La florería estaba más viva que nunca. Con la llegada de la primavera, los pétalos parecían hablar entre ellos, y los colores se encendían con el sol suave de la mañana.
Ji-ho había cambiado el cartel de la puerta. Ya no decía solo “Flores de la Abuela”, ahora decía “Flores de Casa”. Lo decidió después de una conversación con Tae-oh, que un día le preguntó:
—¿Esta casa es nuestra, verdad?
Y aunque no era legalmente de todos, Ji-ho le respondió con el corazón:
—Sí. Es nuestra.
Esa mañana, mientras arreglaban unos arreglos florales para una boda sencilla, Ha-joon apareció por detrás y le ató el delantal con cuidado. Ji-ho se giró para mirarlo, con una sonrisa distraída.
—Me gusta cómo huele tu espalda cuando estás ocupado —le dijo Ha-joon, suave.
Ji-ho se sonrojó, pero no dijo nada. Solo le apretó la mano, en silencio.
Más tarde, mientras lavaban los platos, ocurrió algo pequeño, pero enorme: Ha-joon cantaba. Bajito, una canción antigua que solía tararear su esposa cuando cocinaban.
Ji-ho no lo interrumpió. Solo lo escuchó. Y cuando terminó, se acercó y apoyó su frente en su hombro.
—No sabía que cantabas.
—Hace mucho que no lo hacía.
—Podés hacerlo cuando quieras. No molesta.
—No cantaba por miedo. A olvidar su voz. Pero creo que ahora… ella también estaría feliz de verte con nosotros.
Ji-ho no respondió. No hacía falta. El silencio lo dijo todo.
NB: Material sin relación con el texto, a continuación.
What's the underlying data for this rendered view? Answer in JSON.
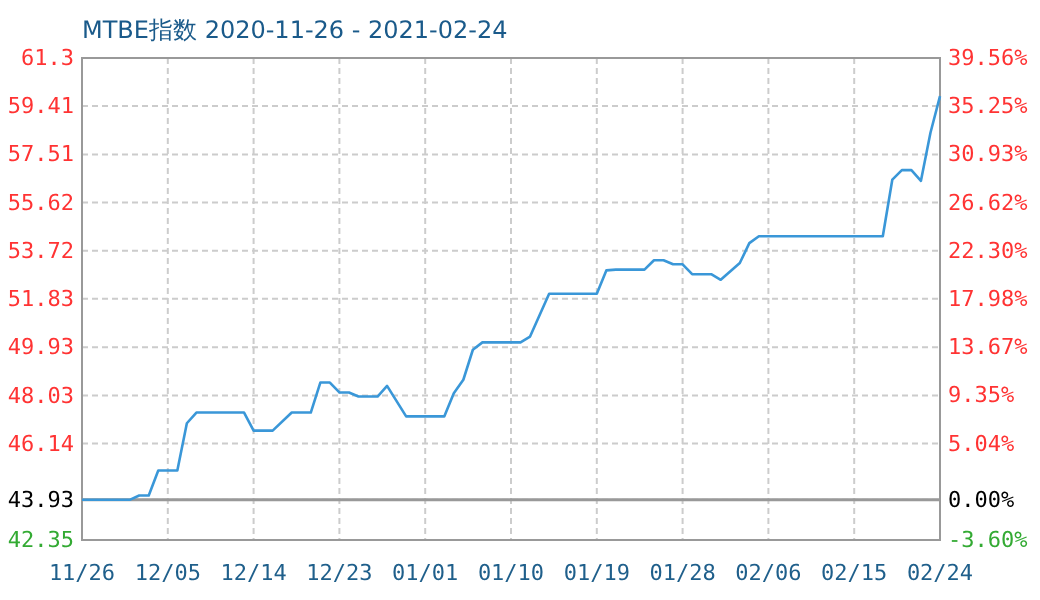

Por la noche, Tae-oh pidió dormir en la misma habitación que ellos. Se metió en el medio, abrazando a ambos con sus bracitos pequeños. Antes de cerrar los ojos, susurró:
—¿Puedo quedarme con ustedes para siempre?
Ha-joon y Ji-ho se miraron por encima de su cabecita.
—Siempre —dijeron los dos al mismo tiempo.
Y el niño se durmió con una sonrisa que olía a hogar.